Spatial Analysis is a type of analysis that explains human behavior through topographic, geometric and geographic analysis. It provides insight into the spatial location of the object being studied. It’s used in retail site selection to to analyze the fit of specific retail stores with the already existing retailers in a given market.

Geodemographic Target Market

 Geodemographic Target Market is the classification of different groups of people based on their given location, as well as quantitative comparisons among the population. Retailers often use geodemographic target market analysis to better understand whether the surrounding neighborhoods match the preferred target market.

Trade Area

A trade area is a geographic region from which a retailer draws in business. For brick and mortar retailers, this is often a specific radius surrounding a store. The size of the trade area will depend on the type of business. For example, a grocery retailer and a clothing retailer may each have uniquely varying trade area sizes due to their unique businesses.

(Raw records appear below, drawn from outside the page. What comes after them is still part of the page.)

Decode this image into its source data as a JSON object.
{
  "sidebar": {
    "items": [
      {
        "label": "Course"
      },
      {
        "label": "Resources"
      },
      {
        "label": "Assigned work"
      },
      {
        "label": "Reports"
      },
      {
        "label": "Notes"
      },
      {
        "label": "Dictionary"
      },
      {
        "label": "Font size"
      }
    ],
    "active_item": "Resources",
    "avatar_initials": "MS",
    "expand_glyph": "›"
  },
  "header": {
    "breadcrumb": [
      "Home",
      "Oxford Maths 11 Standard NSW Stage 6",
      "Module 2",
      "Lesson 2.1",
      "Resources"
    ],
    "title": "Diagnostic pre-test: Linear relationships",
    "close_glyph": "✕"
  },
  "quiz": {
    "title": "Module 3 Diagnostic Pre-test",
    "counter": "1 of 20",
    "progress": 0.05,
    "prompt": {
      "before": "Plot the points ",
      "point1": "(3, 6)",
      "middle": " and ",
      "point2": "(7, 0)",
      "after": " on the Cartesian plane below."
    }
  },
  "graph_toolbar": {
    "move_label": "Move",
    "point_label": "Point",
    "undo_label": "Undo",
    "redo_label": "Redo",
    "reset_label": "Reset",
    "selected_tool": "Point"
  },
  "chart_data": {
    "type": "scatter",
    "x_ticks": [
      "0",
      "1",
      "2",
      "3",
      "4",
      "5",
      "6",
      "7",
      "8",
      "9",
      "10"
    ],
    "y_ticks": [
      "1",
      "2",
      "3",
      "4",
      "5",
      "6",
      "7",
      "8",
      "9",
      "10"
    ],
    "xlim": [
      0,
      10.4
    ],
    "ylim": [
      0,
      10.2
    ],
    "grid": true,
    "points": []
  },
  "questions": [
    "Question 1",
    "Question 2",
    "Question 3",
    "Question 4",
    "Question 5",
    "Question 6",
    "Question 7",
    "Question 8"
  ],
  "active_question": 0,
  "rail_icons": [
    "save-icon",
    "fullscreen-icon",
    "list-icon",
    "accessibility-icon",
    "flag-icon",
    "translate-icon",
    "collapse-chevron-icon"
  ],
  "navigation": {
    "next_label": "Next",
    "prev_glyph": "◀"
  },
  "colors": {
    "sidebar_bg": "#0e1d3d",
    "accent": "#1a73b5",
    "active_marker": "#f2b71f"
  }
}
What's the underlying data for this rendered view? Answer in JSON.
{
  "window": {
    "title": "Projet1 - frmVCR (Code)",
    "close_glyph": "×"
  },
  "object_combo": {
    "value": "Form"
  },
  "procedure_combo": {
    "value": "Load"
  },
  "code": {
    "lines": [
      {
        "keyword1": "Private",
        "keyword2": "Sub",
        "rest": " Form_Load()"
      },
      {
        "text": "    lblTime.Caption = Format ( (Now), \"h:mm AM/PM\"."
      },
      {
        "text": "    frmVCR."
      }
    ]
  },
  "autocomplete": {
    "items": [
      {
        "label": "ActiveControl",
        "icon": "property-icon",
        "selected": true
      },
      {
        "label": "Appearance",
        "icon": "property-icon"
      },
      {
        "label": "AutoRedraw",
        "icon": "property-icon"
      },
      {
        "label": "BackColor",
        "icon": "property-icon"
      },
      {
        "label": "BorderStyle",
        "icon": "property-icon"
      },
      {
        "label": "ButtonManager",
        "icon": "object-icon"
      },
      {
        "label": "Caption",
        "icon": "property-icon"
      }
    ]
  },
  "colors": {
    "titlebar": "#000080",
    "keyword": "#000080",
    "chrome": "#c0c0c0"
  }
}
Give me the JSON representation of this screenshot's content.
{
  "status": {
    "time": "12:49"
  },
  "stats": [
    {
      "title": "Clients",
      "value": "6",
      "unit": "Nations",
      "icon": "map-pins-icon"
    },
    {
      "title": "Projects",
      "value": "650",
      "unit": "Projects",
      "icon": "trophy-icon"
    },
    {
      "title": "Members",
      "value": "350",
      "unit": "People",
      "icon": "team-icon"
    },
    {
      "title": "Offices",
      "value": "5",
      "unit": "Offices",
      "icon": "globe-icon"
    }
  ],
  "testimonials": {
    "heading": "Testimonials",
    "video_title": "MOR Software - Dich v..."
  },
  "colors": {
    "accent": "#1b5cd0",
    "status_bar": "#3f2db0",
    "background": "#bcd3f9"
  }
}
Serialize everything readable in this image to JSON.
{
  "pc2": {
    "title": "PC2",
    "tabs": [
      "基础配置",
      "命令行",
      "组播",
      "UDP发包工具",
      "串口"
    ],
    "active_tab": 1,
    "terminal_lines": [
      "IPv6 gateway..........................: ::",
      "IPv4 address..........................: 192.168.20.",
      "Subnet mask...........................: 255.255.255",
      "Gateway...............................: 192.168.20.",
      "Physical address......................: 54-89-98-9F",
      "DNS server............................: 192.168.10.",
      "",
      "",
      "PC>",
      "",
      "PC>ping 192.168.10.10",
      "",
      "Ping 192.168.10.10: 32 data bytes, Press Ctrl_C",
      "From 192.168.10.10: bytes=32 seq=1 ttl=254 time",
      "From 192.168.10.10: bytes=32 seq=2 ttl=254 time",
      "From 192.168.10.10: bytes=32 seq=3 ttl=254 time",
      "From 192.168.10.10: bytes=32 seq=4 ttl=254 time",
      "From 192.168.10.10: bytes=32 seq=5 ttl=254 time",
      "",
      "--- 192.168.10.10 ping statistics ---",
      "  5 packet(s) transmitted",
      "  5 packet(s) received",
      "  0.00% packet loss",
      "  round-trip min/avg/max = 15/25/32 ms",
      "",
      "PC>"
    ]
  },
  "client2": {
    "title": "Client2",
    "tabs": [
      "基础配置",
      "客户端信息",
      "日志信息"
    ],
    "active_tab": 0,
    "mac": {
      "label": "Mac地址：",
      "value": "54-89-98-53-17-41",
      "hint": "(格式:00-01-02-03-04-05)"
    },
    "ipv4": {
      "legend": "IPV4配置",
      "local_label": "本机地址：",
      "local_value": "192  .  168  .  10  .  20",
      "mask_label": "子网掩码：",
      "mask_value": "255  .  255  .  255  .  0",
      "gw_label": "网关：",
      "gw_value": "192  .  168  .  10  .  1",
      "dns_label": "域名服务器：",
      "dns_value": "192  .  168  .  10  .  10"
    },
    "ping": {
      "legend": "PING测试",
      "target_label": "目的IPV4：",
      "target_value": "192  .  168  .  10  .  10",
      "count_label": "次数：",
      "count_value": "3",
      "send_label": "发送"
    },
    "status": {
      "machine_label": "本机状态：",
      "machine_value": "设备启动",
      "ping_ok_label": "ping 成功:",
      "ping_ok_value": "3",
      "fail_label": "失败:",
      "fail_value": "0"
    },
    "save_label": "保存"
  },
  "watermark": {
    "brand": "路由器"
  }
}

In all cases, retailers need to consider both the demographic makeup and foot traffic of their trade area before selecting a new brick and mortar location.

Retail Site Location

The retail site location is the location where a retailer is considering or has decided to open a retail store. The process of identifying a retail site location uses both site selection analysis and spatial analysis.

Census Block Group

The most accurate and smallest unit of data provided by the US American Census. This data includes information about household income, demographics and more.

Geographic Information Systems (GIS)

These types of systems are used to store, aggregate and visualize geographic data. The computer-based system allows for quick manipulation and visualization of specific geographic data.

Journey Time

In retail, journey time refers to the amount of time it takes for a consumer to reach the store. In some cases, this includes a trip from the consumer’s residence as well as from the parking lot to inside the store. By looking at the average journey time of existing customer’s, retailers can find locations that mimic similar distances from a target market.

Customer Journey

Customer journey refers to all the touchpoints between a business and a customer before the point of purchase. This includes both online and offline interactions, which are all attributed to the final sale. For brick and mortar retailers, this also includes the in-store experience.

Share of Wallet

Share of wallet refers to the share or percentage of customer spending that a business captures compared to competitors. Retailers aim to increase their share of wallet by capturing competitors’ customers.

Brick & Mortar

Brick and mortar refers to the physical presence of a retail store. This term is used in contrast to a pure play store, which only sells products or services online.

Gravity Model

When determining a trade area, analysts use the gravity model, or a measurement of the amount of interaction between two cities. This helps retailers understand how far people are likely to travel from to visit a potential site location.

Look-alike Modeling

Using a third-party Data Management Platform (DMP), look-alike modeling is when companies use the characteristics of a sample demographic to builder larger audiences for advertising. By using a DMP to add new characteristics to the original audience, companies can find similar audiences to expand customer acquisition.

How Skyhook Does It

At Skyhook, our location network provides us with access to massive amounts of highly precise mobile device data. Our location data combines first party data gathered via our Skyhook Context and Precision Location SDKs with data provided by our trusted partners. This data provides insights into anonymized behaviors of mobile users as they move throughout their day and where they frequently visit and shop. Additionally, Skyhook conducts foot traffic analysis to analyze consumer movement patterns at specific venues or events to extract meaningful market insights.

Skyhook leverages common ad identifiers to easily combine with device graphs, CRMs and other 3rd party data sets.